Taking an example from the Introduction to Latin Wikiversity, consider the sentence:
the sailor gives the girl money
We can handle this in Prolog with a DCG fairly elegantly with this pile of rules:
sentence(s(NP, VP)) --> noun_phrase(NP), verb_phrase(VP).
noun_phrase(Noun) --> det, noun(Noun).
noun_phrase(Noun) --> noun(Noun).
verb_phrase(vp(Verb, DO, IO)) --> verb(Verb), noun_phrase(IO), noun_phrase(DO).
det --> [the].
noun(X) --> [X], { member(X, [sailor, girl, money]) }.
verb(gives) --> [gives].
And we see that this works:
?- phrase(sentence(S), [the,sailor,gives,the,girl,money]).
S = s(sailor, vp(gives, money, girl)) ;
It seems to me that the DCG is really optimized for handling word-order languages. I'm at a complete loss as to how to handle this Latin sentence:
nauta dat pecuniam puellae
This means the same thing (the sailor gives the girl money), but the word order is completely free: all of these permutations also mean exactly the same thing:
nauta dat puellae pecuniam
nauta puellae pecuniam dat
puellae pecuniam dat nauta
puellae pecuniam nauta dat
dat pecuniam nauta puellae
The first thing that occurs to me is to enumerate the permutations:
sentence(s(NP, VP)) --> noun_phrase(NP), verb_phrase(VP).

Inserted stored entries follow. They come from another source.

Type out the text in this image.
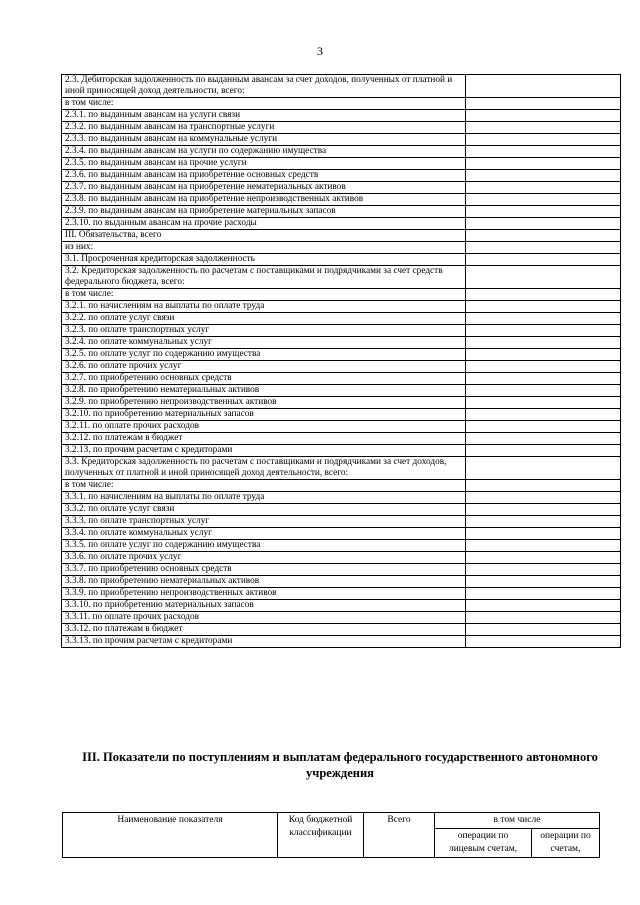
3
2.3. Дебиторская задолженность по выданным авансам за счет доходов, полученных от платной и иной приносящей доход деятельности, всего:	
в том числе:	
2.3.1. по выданным авансам на услуги связи	
2.3.2. по выданным авансам на транспортные услуги	
2.3.3. по выданным авансам на коммунальные услуги	
2.3.4. по выданным авансам на услуги по содержанию имущества	
2.3.5. по выданным авансам на прочие услуги	
2.3.6. по выданным авансам на приобретение основных средств	
2.3.7. по выданным авансам на приобретение нематериальных активов	
2.3.8. по выданным авансам на приобретение непроизводственных активов	
2.3.9. по выданным авансам на приобретение материальных запасов	
2.3.10. по выданным авансам на прочие расходы	
III. Обязательства, всего	
из них:	
3.1. Просроченная кредиторская задолженность	
3.2. Кредиторская задолженность по расчетам с поставщиками и подрядчиками за счет средств федерального бюджета, всего:	
в том числе:	
3.2.1. по начислениям на выплаты по оплате труда	
3.2.2. по оплате услуг связи	
3.2.3. по оплате транспортных услуг	
3.2.4. по оплате коммунальных услуг	
3.2.5. по оплате услуг по содержанию имущества	
3.2.6. по оплате прочих услуг	
3.2.7. по приобретению основных средств	
3.2.8. по приобретению нематериальных активов	
3.2.9. по приобретению непроизводственных активов	
3.2.10. по приобретению материальных запасов	
3.2.11. по оплате прочих расходов	
3.2.12. по платежам в бюджет	
3.2.13. по прочим расчетам с кредиторами	
3.3. Кредиторская задолженность по расчетам с поставщиками и подрядчиками за счет доходов, полученных от платной и иной приносящей доход деятельности, всего:	
в том числе:	
3.3.1. по начислениям на выплаты по оплате труда	
3.3.2. по оплате услуг связи	
3.3.3. по оплате транспортных услуг	
3.3.4. по оплате коммунальных услуг	
3.3.5. по оплате услуг по содержанию имущества	
3.3.6. по оплате прочих услуг	
3.3.7. по приобретению основных средств	
3.3.8. по приобретению нематериальных активов	
3.3.9. по приобретению непроизводственных активов	
3.3.10. по приобретению материальных запасов	
3.3.11. по оплате прочих расходов	
3.3.12. по платежам в бюджет	
3.3.13. по прочим расчетам с кредиторами	
III. Показатели по поступлениям и выплатам федерального государственного автономного учреждения
Наименование показателя	Код бюджетной классификации	Всего	в том числе	
			операции по лицевым счетам,	операции по счетам,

sentence(s(NP, VP)) --> verb_phrase(VP), noun_phrase(NP).
but this won't do, because while nauta
belongs to the subject noun phrase, puellae
which belongs to the object noun phrase is subordinate to the verb, but can precede it. I wonder if I should approach it by building some kind of attributed list first like so:
?- attributed([nauta,dat,pecuniam,puellae], Attributed)
Attributed = [noun(nauta,nom), verb(do,3,s), noun(pecunia,acc), noun(puella,dat)]
This seems like it will turn out to be necessary (and I don't see a good way to do it), but grammatically it's pushing food around on my plate. Maybe I could write a parser with some kind of horrifying non-DCG contraption like this:
parse(s(NounPhrase, VerbPhrase), Attributed) :-
parse(subject_noun_phrase(NounPhrase, Attributed)),
parse(verb_phrase(VerbPhrase, Attributed)).
parse(subject_noun_phrase(Noun), Attributed) :-
member(noun(Noun,nom), Attributed).
parse(object_noun_phrase(Noun), Attributed) :-
member(noun(Noun,acc), Attributed)
This seems like it would work, but only as long as I have no recursion; as soon as I introduce a subordinate clause I'm going to reuse subjects in an unhealthy way.
I just don't see how to get from a non-word-order sentence to a parse tree. Is there a book that discusses this? Thanks.